The two articles of impeachment passed by the House of Representatives on a purely partisan basis suffer from the same fatal flaw. Unlike the three previous cases when presidents faced impeachment, Congress has failed to identify a single violation of law by Trump.
The “obstruction of Congress” charge is ludicrous. Trump sought a court determination that his closest personal advisers need not testify before Congress. The claim of executive privilege has been made by presidents since George Washington. In a dispute between the legislative and executive branches of government, the judiciary makes the final determination. Rather than engage in the legal process, the Democrat-controlled House charged that the mere assertion of executive privilege was “obstruction.”

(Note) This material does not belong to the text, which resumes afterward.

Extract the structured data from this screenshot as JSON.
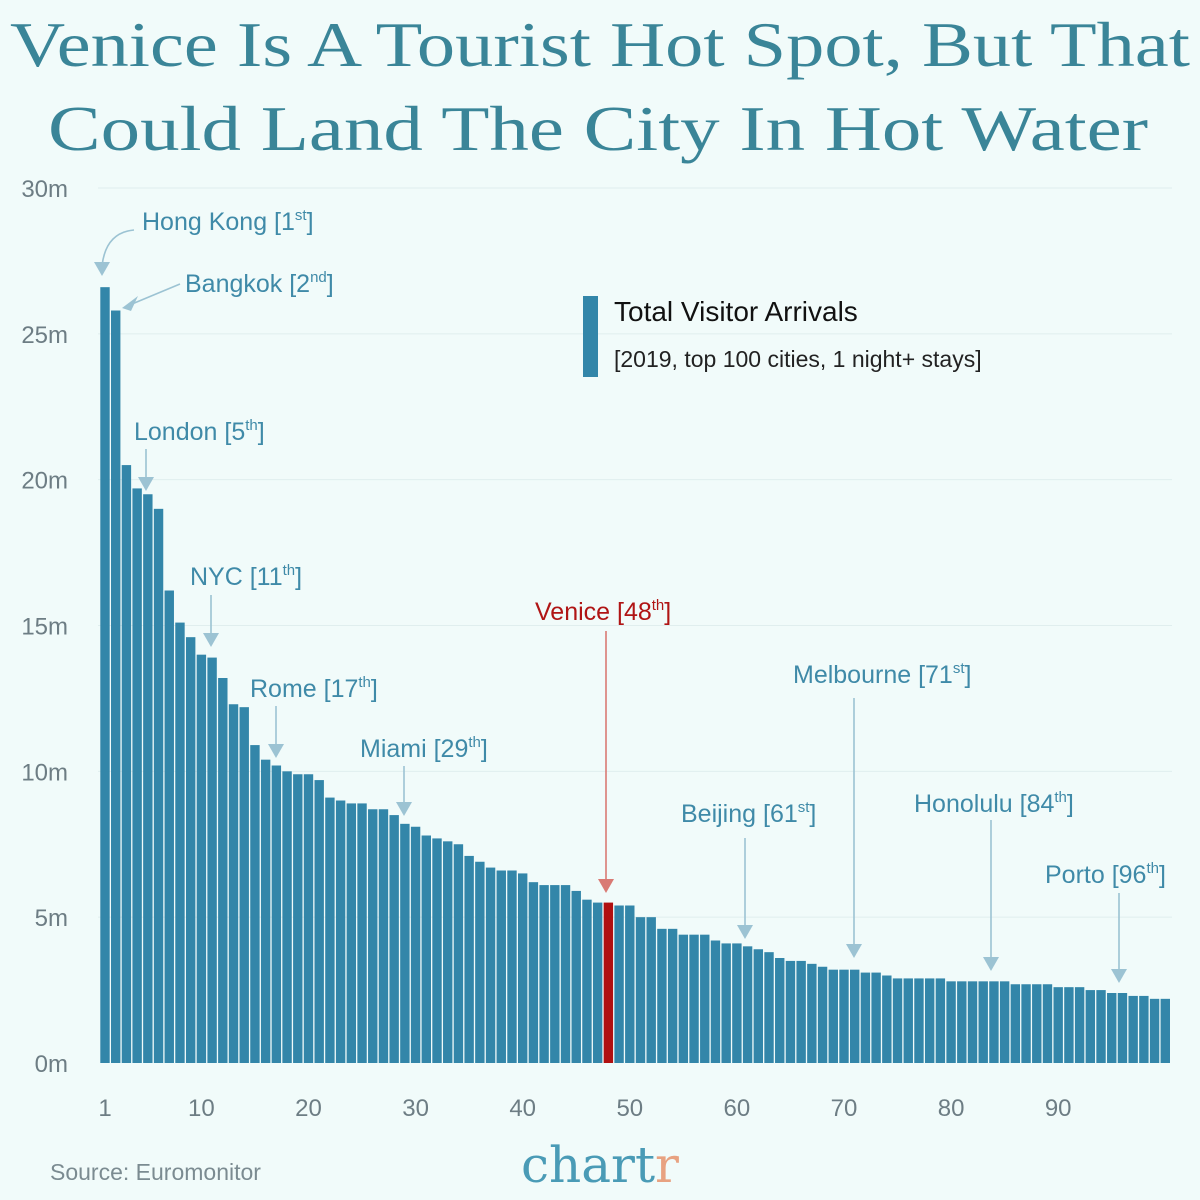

Similarly, no crime appears in the charge that Trump has “abused his power,” an allegation so broad and nebulous as to be meaningless. Presidents are regularly accused of abusing their power by the opposing party when the president takes an action to which they object.
Democrats have been searching for a way to impeach the president since the day he took office. Their actions are reminiscent of Stalin’s head of the secret police Lavrentiy Beria’s promise: “Show me the man and I will show you the crime.”
Hate, anger and fear cannot be the basis for removing a duly elected president from office.  The appropriate recourse is through the ballot box.
Zichron Yaakov
President Donald Trump is not a victim, but has abused others from the beginning, from “Lock up Hillary” chants to Fox anchor Megyn Kelly and senator John McCain, whom he besmirched as not an American hero. Because of this, comparatively few major Republicans went to Trump’s Cleveland, Ohio, nominating convention – including no Republican presidents.
Conservative Republican Senator Lindsey Graham did not attend as well, and instead called him a “race-baiting, xenophobic, religious bigot,” a “kook,” “crazy,” and “unfit for office.” Last July, Trump said that Article II of the Constitution gave him the right to do whatever he wanted; he has acted according to his precept all along and now the chickens are coming home to roost.